A: Mitte, Halle (Saale), Sachsen-Anhalt, Germany
In 1795 German Philologist Friedrich August Wolf published, in Halle "E Libraria Orphanotrophei," Prolegomena ad Homerum Volume 1 (all published). This began the scholarly investigation of the oral sources of the epic poems attributed to Homer.
"In 1788 Villoison published the marginal scholia to the Iliad found in the codex now known as Venetus A (Marc. gr. 454). They contained a vast fund of new information about the Alexandrian critics of Homer, and this information stimulated F.A. Wolf to write Prolegomena ad Homerum, one of the most important books in the whole history of classical scholarship (1795).

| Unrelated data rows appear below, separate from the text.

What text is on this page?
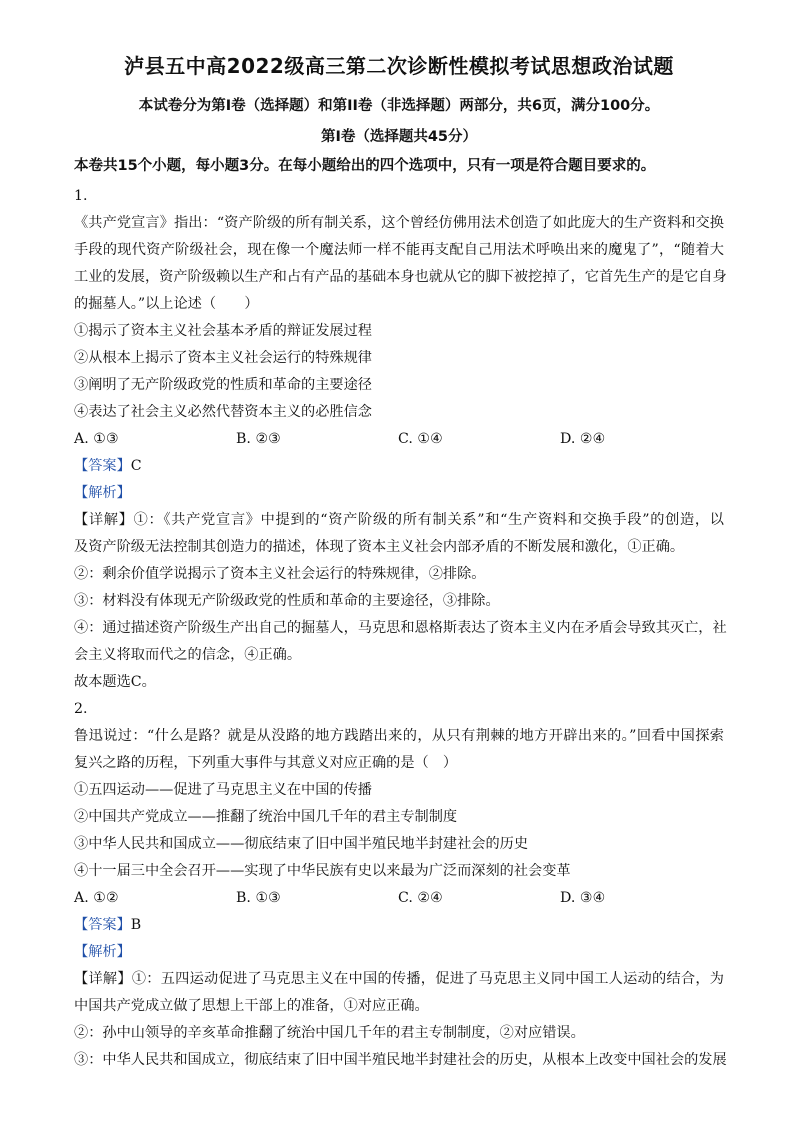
泸县五中高2022级高三第二次诊断性模拟考试思想政治试题
本试卷分为第I卷（选择题）和第II卷（非选择题）两部分，共6页，满分100分。
第I卷（选择题共45分）
本卷共15个小题，每小题3分。在每小题给出的四个选项中，只有一项是符合题目要求的。
1.
《共产党宣言》指出：“资产阶级的所有制关系，这个曾经仿佛用法术创造了如此庞大的生产资料和交换
手段的现代资产阶级社会，现在像一个魔法师一样不能再支配自己用法术呼唤出来的魔鬼了”，“随着大
工业的发展，资产阶级赖以生产和占有产品的基础本身也就从它的脚下被挖掉了，它首先生产的是它自身
的掘墓人。”以上论述（　　）
①揭示了资本主义社会基本矛盾的辩证发展过程
②从根本上揭示了资本主义社会运行的特殊规律
③阐明了无产阶级政党的性质和革命的主要途径
④表达了社会主义必然代替资本主义的必胜信念
A. ①③	B. ②③	C. ①④	D. ②④
【答案】C
【解析】
【详解】①：《共产党宣言》中提到的“资产阶级的所有制关系”和“生产资料和交换手段”的创造，以
及资产阶级无法控制其创造力的描述，体现了资本主义社会内部矛盾的不断发展和激化，①正确。
②：剩余价值学说揭示了资本主义社会运行的特殊规律，②排除。
③：材料没有体现无产阶级政党的性质和革命的主要途径，③排除。
④：通过描述资产阶级生产出自己的掘墓人，马克思和恩格斯表达了资本主义内在矛盾会导致其灭亡，社
会主义将取而代之的信念，④正确。
故本题选C。
2.
鲁迅说过：“什么是路？就是从没路的地方践踏出来的，从只有荆棘的地方开辟出来的。”回看中国探索
复兴之路的历程，下列重大事件与其意义对应正确的是（　）
①五四运动——促进了马克思主义在中国的传播
②中国共产党成立——推翻了统治中国几千年的君主专制制度
③中华人民共和国成立——彻底结束了旧中国半殖民地半封建社会的历史
④十一届三中全会召开——实现了中华民族有史以来最为广泛而深刻的社会变革
A. ①②	B. ①③	C. ②④	D. ③④
【答案】B
【解析】
【详解】①：五四运动促进了马克思主义在中国的传播，促进了马克思主义同中国工人运动的结合，为
中国共产党成立做了思想上干部上的准备，①对应正确。
②：孙中山领导的辛亥革命推翻了统治中国几千年的君主专制制度，②对应错误。
③：中华人民共和国成立，彻底结束了旧中国半殖民地半封建社会的历史，从根本上改变中国社会的发展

While Robert Wood, in his Essay on the original genius of Homer, had already seen in 1767 that the usual picture of a literate Homer writing down his poems could not be a complete explanation of the present form of the Homeric poems, it was left to Wolf to demonstrate, with the help of the newly found scholia, that the textual problems in Homer were not of the same type as in other authors, and that an explanation for this state of affairs could be provided on the assumption that the text of Homer was not written down until the time of Solon or Pisistratus. Wolf's book marked the beginning of serious discussion of what is traditionally called the Homeric Question" (Reynolds & Wilson, Scribes and Scholars 3rd ed [1991] 198).